Yine bu kelimenin bâkir, el değmemiş, dokunulmamış ve bozulmamış anlamındaki خَرَدَ'den türemiş olması da uzak bir ihtimal değildir. Bu izah Kur'an-ı Kerim'de geçtiği yerlerde zerre veya habbe değil de hardalın kullanılmasındaki inceliği de ortaya koyar. (Tahqiq)
Kuran’ı Kerim’de isim olarak yalnızca 2 kez geçmiştir. (Mucemul Müfehres) Türkçede kullanılan şekli hardaldır. (Kuranı Anlayarak Okuma Rehberi)
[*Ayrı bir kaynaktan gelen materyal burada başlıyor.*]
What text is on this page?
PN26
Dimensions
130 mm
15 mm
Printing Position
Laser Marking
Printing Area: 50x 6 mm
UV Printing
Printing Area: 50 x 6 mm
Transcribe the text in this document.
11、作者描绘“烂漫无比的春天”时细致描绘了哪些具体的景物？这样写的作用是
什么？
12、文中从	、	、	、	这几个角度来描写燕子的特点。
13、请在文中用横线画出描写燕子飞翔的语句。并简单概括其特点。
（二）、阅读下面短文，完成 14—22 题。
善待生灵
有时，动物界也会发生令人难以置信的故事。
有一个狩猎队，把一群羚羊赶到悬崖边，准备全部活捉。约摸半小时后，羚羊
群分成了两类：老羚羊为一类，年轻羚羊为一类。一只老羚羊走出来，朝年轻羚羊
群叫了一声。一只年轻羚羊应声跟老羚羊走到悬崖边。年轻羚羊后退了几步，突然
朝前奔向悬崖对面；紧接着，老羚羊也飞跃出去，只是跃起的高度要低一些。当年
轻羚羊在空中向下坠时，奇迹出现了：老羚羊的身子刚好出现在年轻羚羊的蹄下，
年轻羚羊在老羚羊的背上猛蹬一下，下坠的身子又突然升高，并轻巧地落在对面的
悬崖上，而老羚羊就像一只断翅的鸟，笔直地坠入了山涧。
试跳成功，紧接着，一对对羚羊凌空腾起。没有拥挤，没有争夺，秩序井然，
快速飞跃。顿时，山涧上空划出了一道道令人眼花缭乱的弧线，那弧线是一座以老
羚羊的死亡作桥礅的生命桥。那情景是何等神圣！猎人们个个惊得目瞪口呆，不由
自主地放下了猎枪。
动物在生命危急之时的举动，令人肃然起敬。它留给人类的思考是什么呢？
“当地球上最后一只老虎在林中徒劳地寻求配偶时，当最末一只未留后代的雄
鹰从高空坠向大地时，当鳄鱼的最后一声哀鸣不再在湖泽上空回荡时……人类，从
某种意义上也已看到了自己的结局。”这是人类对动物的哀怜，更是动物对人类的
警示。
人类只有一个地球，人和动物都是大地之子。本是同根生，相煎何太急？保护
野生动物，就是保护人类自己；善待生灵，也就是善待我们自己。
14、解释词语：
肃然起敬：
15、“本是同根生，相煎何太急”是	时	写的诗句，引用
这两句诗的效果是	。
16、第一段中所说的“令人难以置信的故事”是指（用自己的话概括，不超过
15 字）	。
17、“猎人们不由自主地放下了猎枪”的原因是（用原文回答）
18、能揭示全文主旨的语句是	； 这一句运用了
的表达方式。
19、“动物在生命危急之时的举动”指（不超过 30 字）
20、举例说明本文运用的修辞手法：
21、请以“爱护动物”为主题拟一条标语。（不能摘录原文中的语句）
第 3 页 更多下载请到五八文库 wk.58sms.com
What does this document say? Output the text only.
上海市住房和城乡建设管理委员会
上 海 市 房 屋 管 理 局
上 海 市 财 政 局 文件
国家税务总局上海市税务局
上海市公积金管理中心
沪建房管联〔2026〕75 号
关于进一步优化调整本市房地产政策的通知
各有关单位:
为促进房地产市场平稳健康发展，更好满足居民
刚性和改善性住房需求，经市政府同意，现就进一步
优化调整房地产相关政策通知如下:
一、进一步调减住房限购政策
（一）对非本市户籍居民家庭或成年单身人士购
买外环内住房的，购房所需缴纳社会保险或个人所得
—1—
وَنَضَعُ الْمَوَاز۪ينَ الْقِسْطَ لِيَوْمِ الْقِيٰمَةِ فَلَا تُظْلَمُ نَفْسٌ شَيْـٔاًۜ
Fiil cümlesidir. وَ istînâfiyyedir. نَضَعُ damme ile merfû muzari fiildir. Faili müstetir olup takdiri نحن ’dur. الْمَوَاز۪ينَ mef’ûlun bih olup nasb alameti ي ’dir. Cemi müzekker salim kelimeler harfle îrablanır.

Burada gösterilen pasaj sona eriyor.